Ex Dr. W. Schink Collection (Spink Zürich 20, 6 October 1986), lot 409; Hess-Leu 36 (17 April 1986), lot 285; Ars Classica X (15 June 1925), lot 1629; 1922 Delta Hoard (IGCH 1690).

This type is thought to have been issued in celebration of the Ptolemaic victory over the Seleukids at the battle of Raphia during the Fourth Syrian War. Official propaganda proclaimed that these two deities, Serapis and Isis, had intervened on behalf of the Egyptians, saving them from defeat (see C. Lorber, "The Ptolemaic Era Coinage Revisited," NC 2007, p. 116, and L. Bricault, "Serapis et Isis, Sauveurs de Ptolémé IV à Raphia," Chronique d'Égypte LXXIV (1999), pp. 334-43).

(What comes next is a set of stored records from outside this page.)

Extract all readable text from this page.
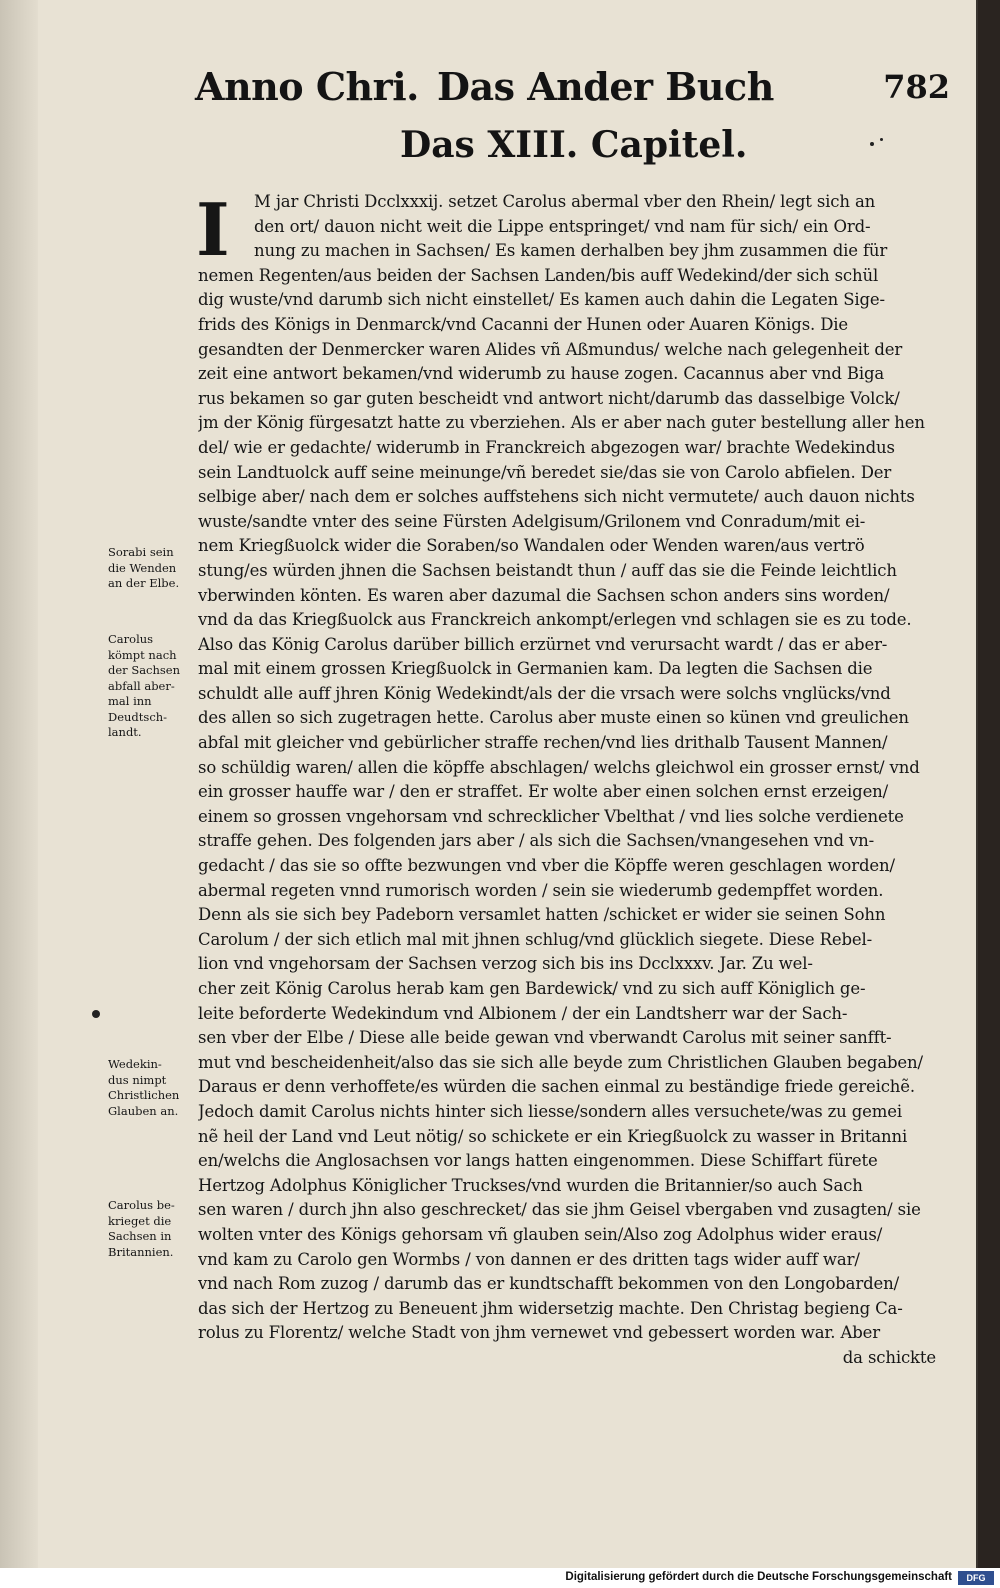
Anno Chri. Das Ander Buch	782
Das XIII. Capitel.
I	M jar Christi Dcclxxxij. setzet Carolus abermal vber den Rhein/ legt sich an
den ort/ dauon nicht weit die Lippe entspringet/ vnd nam für sich/ ein Ord-
nung zu machen in Sachsen/ Es kamen derhalben bey jhm zusammen die für
nemen Regenten/aus beiden der Sachsen Landen/bis auff Wedekind/der sich schül
dig wuste/vnd darumb sich nicht einstellet/ Es kamen auch dahin die Legaten Sige-
frids des Königs in Denmarck/vnd Cacanni der Hunen oder Auaren Königs. Die
gesandten der Denmercker waren Alides vñ Aßmundus/ welche nach gelegenheit der
zeit eine antwort bekamen/vnd widerumb zu hause zogen. Cacannus aber vnd Biga
rus bekamen so gar guten bescheidt vnd antwort nicht/darumb das dasselbige Volck/
jm der König fürgesatzt hatte zu vberziehen. Als er aber nach guter bestellung aller hen
del/ wie er gedachte/ widerumb in Franckreich abgezogen war/ brachte Wedekindus
sein Landtuolck auff seine meinunge/vñ beredet sie/das sie von Carolo abfielen. Der
selbige aber/ nach dem er solches auffstehens sich nicht vermutete/ auch dauon nichts
wuste/sandte vnter des seine Fürsten Adelgisum/Grilonem vnd Conradum/mit ei-
nem Kriegßuolck wider die Soraben/so Wandalen oder Wenden waren/aus vertrö
stung/es würden jhnen die Sachsen beistandt thun / auff das sie die Feinde leichtlich
vberwinden könten. Es waren aber dazumal die Sachsen schon anders sins worden/
vnd da das Kriegßuolck aus Franckreich ankompt/erlegen vnd schlagen sie es zu tode.
Also das König Carolus darüber billich erzürnet vnd verursacht wardt / das er aber-
mal mit einem grossen Kriegßuolck in Germanien kam. Da legten die Sachsen die
schuldt alle auff jhren König Wedekindt/als der die vrsach were solchs vnglücks/vnd
des allen so sich zugetragen hette. Carolus aber muste einen so künen vnd greulichen
abfal mit gleicher vnd gebürlicher straffe rechen/vnd lies drithalb Tausent Mannen/
so schüldig waren/ allen die köpffe abschlagen/ welchs gleichwol ein grosser ernst/ vnd
ein grosser hauffe war / den er straffet. Er wolte aber einen solchen ernst erzeigen/
einem so grossen vngehorsam vnd schrecklicher Vbelthat / vnd lies solche verdienete
straffe gehen. Des folgenden jars aber / als sich die Sachsen/vnangesehen vnd vn-
gedacht / das sie so offte bezwungen vnd vber die Köpffe weren geschlagen worden/
abermal regeten vnnd rumorisch worden / sein sie wiederumb gedempffet worden.
Denn als sie sich bey Padeborn versamlet hatten /schicket er wider sie seinen Sohn
Carolum / der sich etlich mal mit jhnen schlug/vnd glücklich siegete. Diese Rebel-
lion vnd vngehorsam der Sachsen verzog sich bis ins Dcclxxxv. Jar. Zu wel-
cher zeit König Carolus herab kam gen Bardewick/ vnd zu sich auff Königlich ge-
leite beforderte Wedekindum vnd Albionem / der ein Landtsherr war der Sach-
sen vber der Elbe / Diese alle beide gewan vnd vberwandt Carolus mit seiner sanfft-
mut vnd bescheidenheit/also das sie sich alle beyde zum Christlichen Glauben begaben/
Daraus er denn verhoffete/es würden die sachen einmal zu beständige friede gereichẽ.
Jedoch damit Carolus nichts hinter sich liesse/sondern alles versuchete/was zu gemei
nẽ heil der Land vnd Leut nötig/ so schickete er ein Kriegßuolck zu wasser in Britanni
en/welchs die Anglosachsen vor langs hatten eingenommen. Diese Schiffart fürete
Hertzog Adolphus Königlicher Truckses/vnd wurden die Britannier/so auch Sach
sen waren / durch jhn also geschrecket/ das sie jhm Geisel vbergaben vnd zusagten/ sie
wolten vnter des Königs gehorsam vñ glauben sein/Also zog Adolphus wider eraus/
vnd kam zu Carolo gen Wormbs / von dannen er des dritten tags wider auff war/
vnd nach Rom zuzog / darumb das er kundtschafft bekommen von den Longobarden/
das sich der Hertzog zu Beneuent jhm widersetzig machte. Den Christag begieng Ca-
rolus zu Florentz/ welche Stadt von jhm vernewet vnd gebessert worden war. Aber
da schickte
Sorabi sein
die Wenden
an der Elbe.
Carolus
kömpt nach
der Sachsen
abfall aber-
mal inn
Deudtsch-
landt.
Wedekin-
dus nimpt
Christlichen
Glauben an.
Carolus be-
krieget die
Sachsen in
Britannien.
Digitalisierung gefördert durch die Deutsche Forschungsgemeinschaft	DFG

Thomas Landvatter, in his die study cited above that appeared in the 2012 ANS American Journal of Numismatics (Second Series, Vol. 24, p. 88), suggests that this issue was "carrying a very specific ideological message directed more widely throughout the empire: Ptolemy IV was equating himself and his wife Arsinoe with the divine sibling-spouses Serapis and Isis." Landvatter also notes that "[t]his was an ideological statement made during wartime, meant to have wide appeal and explicitly associate the Ptolemaic king and queen with two of the most popular deities in the Eastern Mediterranean." Indeed, the popularity of the Serapis/Isis cult would outlive the Ptolemaic dynasty and continue well into the Roman Imperial period, only to be eventually usurped by the Christian and Muslim faiths.